休日


「ジャン、これ、私が作ったジャム、入れておくから」
「お、黒スグリのジャム!大佐、好きなんだよ、これ。ありがとう、母さん」
 そう言う息子にアニタが笑う。
「せっかく来ても慌ただしく帰っちゃうのね。ホントアンタってばマスタングさんの事が一番なんだから」
「えっ?いや、ほら、大佐って一人だと何にもしないからほっとけないっていうかっ」
 真っ赤になって言い訳するハボックにアニタがクスクスと笑う。ハボックの鞄に荷物を詰めながら言った。
「いいわ、何より信頼しあえる人の下で働けるのだから、母さん達も安心だもの」
「母さん……」
 アニタの言葉にハボックはなんだか胸が詰まる。ギュッと手を握り締めて言った。
「うん、大佐の事、誰より信じてる。あの人にならどこまでだってついていけると思うよ」
 そう言う息子の頭をアニタは優しく胸に抱き締める。座り込んで息子の荷造りをする小柄な母親をハボックがギュッと抱き返した時、頭上から声が降ってきた。
「ジャンの顔を見なくて済むようになるのは嬉しいけど、マスタングさんの傍に行くってのが赦せねぇ」
 その言葉にハボックはアニタを離して立ち上がるとビリーを見下ろしてニヤリと笑った。
「ふふん、大佐の事はオレに任せてお前は勉強でもしてりゃいいんだよ」
 お前の出る幕はない、と自信満々に言うハボックをビリーはギッと睨む。
「ああっ?そう言っていられるのは今のうちだからな!俺だって学校卒業したらイーストシティに行ってマスタングさんの傍で働かせて貰うんだッ!でもって、必ずマスタングさんの心を俺のものにしてみせる!!」
 お前はそれまでの虫よけだ、と言うビリーの頭をハボックが思い切り小突いた。
「なにすんだよッ!この馬鹿ジャンっ!」
「うるせぇッ!誰がお前なんかに大佐を渡すかッ!」
 互いに小突きあってはぎゃあぎゃあと喚く息子達にアニタはため息をつく。荷造りの済んだ鞄の蓋を閉めて言った。
「いい加減になさい、二人とも。ジャン、急がないと列車に間に合わなくなるわよ」
「うわ、それは困るっ」
 ハボックは慌てて時計を見ると母の手から鞄を受け取る。彼女の体を片手でギュッと抱き締めて言った。
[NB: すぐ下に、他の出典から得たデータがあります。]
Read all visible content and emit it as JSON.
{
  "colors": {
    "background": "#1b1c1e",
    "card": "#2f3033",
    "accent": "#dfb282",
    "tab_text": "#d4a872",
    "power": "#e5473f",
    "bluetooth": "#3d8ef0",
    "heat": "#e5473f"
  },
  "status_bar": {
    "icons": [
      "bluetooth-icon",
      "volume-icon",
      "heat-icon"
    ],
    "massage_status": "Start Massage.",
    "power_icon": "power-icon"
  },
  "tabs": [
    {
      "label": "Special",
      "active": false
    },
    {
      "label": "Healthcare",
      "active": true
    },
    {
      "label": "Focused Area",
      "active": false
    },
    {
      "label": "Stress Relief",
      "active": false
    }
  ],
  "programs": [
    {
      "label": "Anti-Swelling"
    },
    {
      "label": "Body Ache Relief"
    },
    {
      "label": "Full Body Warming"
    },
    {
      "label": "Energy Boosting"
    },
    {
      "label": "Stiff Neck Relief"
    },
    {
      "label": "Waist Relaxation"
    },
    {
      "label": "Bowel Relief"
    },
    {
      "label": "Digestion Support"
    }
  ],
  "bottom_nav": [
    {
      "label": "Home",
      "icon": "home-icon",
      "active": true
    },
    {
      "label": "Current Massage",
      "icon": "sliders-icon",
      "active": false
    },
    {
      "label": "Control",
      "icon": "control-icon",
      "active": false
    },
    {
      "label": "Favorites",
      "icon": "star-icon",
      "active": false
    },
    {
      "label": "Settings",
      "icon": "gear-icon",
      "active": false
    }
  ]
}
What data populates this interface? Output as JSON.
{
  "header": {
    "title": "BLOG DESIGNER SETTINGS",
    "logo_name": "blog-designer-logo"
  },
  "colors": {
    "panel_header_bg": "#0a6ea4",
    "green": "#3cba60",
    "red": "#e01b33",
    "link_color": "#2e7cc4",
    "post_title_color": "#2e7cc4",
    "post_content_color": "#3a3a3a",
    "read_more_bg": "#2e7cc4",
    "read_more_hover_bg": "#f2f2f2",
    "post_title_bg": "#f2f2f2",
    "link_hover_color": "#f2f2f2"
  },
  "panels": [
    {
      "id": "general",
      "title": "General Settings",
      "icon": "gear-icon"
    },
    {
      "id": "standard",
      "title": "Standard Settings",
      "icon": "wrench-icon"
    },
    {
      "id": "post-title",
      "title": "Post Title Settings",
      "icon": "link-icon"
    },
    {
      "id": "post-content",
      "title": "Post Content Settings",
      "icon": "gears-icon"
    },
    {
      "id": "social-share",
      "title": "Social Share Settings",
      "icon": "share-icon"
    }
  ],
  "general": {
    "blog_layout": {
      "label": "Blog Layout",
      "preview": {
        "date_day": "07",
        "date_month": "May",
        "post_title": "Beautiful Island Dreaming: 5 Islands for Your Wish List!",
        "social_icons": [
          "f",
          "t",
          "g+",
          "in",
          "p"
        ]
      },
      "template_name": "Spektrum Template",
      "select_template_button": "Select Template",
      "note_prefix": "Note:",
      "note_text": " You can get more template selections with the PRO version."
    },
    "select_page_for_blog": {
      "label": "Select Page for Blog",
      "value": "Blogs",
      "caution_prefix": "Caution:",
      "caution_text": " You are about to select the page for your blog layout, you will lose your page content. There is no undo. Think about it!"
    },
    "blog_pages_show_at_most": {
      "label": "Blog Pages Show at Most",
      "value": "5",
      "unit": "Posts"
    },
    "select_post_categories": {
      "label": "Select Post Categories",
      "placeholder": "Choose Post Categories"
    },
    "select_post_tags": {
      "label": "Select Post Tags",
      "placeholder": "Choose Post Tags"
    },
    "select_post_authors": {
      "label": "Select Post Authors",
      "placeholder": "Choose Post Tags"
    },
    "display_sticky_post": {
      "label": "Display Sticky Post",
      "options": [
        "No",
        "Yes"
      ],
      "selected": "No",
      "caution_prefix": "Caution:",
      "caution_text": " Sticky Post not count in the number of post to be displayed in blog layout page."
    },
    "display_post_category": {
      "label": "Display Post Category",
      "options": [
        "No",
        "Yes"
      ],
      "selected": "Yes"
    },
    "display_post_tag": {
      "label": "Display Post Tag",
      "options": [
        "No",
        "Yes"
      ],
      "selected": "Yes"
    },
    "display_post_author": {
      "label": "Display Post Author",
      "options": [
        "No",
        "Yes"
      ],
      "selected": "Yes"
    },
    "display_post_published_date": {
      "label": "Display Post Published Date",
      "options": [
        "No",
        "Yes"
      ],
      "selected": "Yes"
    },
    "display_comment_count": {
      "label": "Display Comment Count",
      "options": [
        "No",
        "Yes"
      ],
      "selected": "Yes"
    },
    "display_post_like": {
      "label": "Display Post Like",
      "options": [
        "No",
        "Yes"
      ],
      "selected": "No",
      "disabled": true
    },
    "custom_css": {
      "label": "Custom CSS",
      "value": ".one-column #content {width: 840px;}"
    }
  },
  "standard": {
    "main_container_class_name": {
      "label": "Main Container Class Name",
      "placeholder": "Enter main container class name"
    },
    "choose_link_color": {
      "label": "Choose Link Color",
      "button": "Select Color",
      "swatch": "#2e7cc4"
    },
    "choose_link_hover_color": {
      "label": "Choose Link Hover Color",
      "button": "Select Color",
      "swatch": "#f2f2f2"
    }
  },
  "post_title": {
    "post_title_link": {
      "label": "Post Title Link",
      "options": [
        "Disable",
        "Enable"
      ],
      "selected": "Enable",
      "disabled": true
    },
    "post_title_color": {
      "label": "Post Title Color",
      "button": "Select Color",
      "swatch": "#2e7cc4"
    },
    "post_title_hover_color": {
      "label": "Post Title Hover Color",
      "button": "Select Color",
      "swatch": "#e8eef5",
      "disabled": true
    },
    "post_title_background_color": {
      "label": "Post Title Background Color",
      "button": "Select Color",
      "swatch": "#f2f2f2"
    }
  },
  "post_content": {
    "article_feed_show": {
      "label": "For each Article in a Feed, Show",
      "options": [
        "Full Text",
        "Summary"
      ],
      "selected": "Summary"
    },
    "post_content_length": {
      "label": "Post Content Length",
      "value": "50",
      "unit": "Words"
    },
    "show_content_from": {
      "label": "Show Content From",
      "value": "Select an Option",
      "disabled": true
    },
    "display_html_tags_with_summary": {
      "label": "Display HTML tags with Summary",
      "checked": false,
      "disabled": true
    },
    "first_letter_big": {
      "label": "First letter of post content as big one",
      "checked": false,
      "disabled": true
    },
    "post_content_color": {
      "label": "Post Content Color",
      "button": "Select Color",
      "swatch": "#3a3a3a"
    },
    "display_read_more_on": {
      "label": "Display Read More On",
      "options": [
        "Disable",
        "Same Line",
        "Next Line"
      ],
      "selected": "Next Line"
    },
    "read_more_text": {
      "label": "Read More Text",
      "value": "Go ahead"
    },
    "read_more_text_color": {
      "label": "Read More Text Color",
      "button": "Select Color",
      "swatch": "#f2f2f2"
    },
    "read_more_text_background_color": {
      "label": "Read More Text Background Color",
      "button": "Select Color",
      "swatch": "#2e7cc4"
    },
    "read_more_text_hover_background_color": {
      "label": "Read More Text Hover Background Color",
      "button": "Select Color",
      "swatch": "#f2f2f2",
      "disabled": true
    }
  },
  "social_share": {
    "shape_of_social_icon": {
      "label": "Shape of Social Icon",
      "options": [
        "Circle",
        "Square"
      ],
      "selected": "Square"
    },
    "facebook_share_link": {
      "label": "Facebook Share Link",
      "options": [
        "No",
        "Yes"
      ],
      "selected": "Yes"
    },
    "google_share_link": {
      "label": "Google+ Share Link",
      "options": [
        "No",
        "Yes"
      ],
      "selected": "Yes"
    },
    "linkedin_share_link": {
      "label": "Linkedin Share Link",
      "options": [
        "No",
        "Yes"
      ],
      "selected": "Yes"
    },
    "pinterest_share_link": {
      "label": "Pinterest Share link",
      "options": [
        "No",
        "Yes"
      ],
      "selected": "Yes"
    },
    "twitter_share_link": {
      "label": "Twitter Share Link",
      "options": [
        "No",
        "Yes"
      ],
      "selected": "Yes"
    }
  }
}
「ありがとう、母さん。体に気をつけて。また連絡するから」
「アンタも体に気をつけて。無理しないでね」
 長身の息子の胸に頬を寄せてアニタが言う。ハボックは体を離すとにっこりと笑った。
「じゃあ!父さんにもよろしく言っておいて」
「わかったわ」
 笑うアニタに頷いてハボックは最後にビリーの頭を小突く。
「イテッ!このやろうッ!」
「ちゃんと勉強しろよ、ビリー!」
 睨んでくる自分と同じ空色の瞳にそう言って笑うとハボックは鞄を手に家を出た。
「元気で、ジャン!」
「マスタングさんに迷惑かけたら承知しないからなッ!」
 玄関から出たところでそう言いながら手を振る二人に手を振り替えして、休暇を終えたハボックはロイの待つイーストシティに一目散に帰っていったのだった。